We will open up opportunity in Britain's economy, too. The immediate challenge is to tackle the looming deficit. Unpopular decisions will have to be taken in the months and years ahead to fill the black hole in Britain's finances. The challenge for the government will be to do so while always seeking to protect the vulnerable, frontline services, and confidence in Britain's economy. But we can also start to build a new economy, just as we clear up the mess left behind from the collapse of the old. George Osborne and Vince Cable will be developing plans to reform Britain's broken banking system, so that bank lending supports the real economy and banks no longer take unjustified risks. Instead, we will support sustainable growth, balanced across all industries and across all regions, and promote the green industries that are so essential for Britain's shared future.

Decentralisation

We will oversee the radical dispersal of power away from Westminster and Whitehall to councils, communities and homes across the nation. So that, wherever possible, people make the call over the decisions that affect their lives. And, crucially, the relentless incursions of the state into the lives of individuals that has characterised the last 13 years ends here. From rolling back excessive surveillance, to ending the criminalisation of innocent people, we will restore and protect Britain's hard-won civil liberties.
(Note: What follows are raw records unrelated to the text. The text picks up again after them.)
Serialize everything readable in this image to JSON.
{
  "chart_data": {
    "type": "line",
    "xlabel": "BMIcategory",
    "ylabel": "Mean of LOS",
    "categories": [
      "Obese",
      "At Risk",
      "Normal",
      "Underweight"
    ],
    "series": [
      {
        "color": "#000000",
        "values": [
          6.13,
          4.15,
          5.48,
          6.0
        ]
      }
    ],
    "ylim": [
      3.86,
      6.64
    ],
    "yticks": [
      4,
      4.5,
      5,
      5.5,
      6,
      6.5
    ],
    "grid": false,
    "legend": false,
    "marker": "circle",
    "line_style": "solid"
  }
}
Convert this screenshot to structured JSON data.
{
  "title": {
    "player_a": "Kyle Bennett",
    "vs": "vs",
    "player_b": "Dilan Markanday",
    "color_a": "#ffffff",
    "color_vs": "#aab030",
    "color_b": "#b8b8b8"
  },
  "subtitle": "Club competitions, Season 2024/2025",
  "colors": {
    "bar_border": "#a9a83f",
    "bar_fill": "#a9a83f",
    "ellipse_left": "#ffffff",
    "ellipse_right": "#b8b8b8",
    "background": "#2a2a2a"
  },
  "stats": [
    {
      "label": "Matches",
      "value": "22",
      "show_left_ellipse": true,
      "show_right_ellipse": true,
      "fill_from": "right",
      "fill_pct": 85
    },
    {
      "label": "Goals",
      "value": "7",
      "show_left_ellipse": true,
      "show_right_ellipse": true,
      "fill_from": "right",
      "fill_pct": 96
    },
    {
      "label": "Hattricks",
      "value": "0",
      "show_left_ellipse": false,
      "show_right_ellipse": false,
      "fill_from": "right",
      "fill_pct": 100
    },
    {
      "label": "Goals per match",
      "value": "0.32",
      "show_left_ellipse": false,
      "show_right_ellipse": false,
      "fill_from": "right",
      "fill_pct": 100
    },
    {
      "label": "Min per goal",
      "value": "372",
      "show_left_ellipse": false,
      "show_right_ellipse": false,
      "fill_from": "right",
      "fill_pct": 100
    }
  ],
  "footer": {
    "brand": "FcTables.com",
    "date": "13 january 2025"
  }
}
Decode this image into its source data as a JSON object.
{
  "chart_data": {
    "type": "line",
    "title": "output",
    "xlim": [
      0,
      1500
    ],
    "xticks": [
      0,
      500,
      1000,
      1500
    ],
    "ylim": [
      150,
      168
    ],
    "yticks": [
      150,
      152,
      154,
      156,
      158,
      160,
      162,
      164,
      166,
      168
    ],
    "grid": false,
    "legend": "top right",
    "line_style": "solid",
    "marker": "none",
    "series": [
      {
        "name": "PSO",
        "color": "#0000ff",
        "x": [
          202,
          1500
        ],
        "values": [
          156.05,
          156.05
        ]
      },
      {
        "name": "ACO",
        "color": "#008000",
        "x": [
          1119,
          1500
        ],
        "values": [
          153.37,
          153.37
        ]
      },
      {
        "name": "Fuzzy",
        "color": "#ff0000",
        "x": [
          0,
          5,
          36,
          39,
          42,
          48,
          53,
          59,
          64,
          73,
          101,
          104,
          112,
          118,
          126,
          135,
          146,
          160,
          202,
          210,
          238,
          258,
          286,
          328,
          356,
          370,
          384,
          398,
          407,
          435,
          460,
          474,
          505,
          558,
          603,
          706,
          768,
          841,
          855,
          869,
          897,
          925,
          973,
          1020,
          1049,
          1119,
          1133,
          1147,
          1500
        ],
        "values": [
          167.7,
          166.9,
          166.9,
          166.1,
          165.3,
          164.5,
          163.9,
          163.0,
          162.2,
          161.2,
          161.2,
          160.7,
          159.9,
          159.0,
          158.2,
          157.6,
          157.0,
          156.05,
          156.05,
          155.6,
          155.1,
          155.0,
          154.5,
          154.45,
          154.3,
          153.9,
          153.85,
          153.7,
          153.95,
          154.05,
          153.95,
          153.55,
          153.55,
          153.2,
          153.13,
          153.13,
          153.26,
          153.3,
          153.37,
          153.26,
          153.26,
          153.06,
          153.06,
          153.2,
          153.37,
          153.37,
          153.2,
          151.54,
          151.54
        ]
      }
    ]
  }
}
I call that agenda liberalism. Others may have other names for it, but whatever terms you prefer, this is Britain's best guarantee of a fair society. That is the case I have argued my whole political life. Yes, as the coalition moves ahead there will be bumps and scrapes along the way; there has already been significant compromise from both sides and there will of course need to be more. And, no, we do not yet have all of the answers to the inevitable questions that lie ahead. While we will be open about our differences, we also know that our strength — the strength now needed to deliver the change needed in Britain — depends on being the sum of our parts. And from our different traditions we can pursue one simple, shared aim: this will be the government that re-empowers the British people.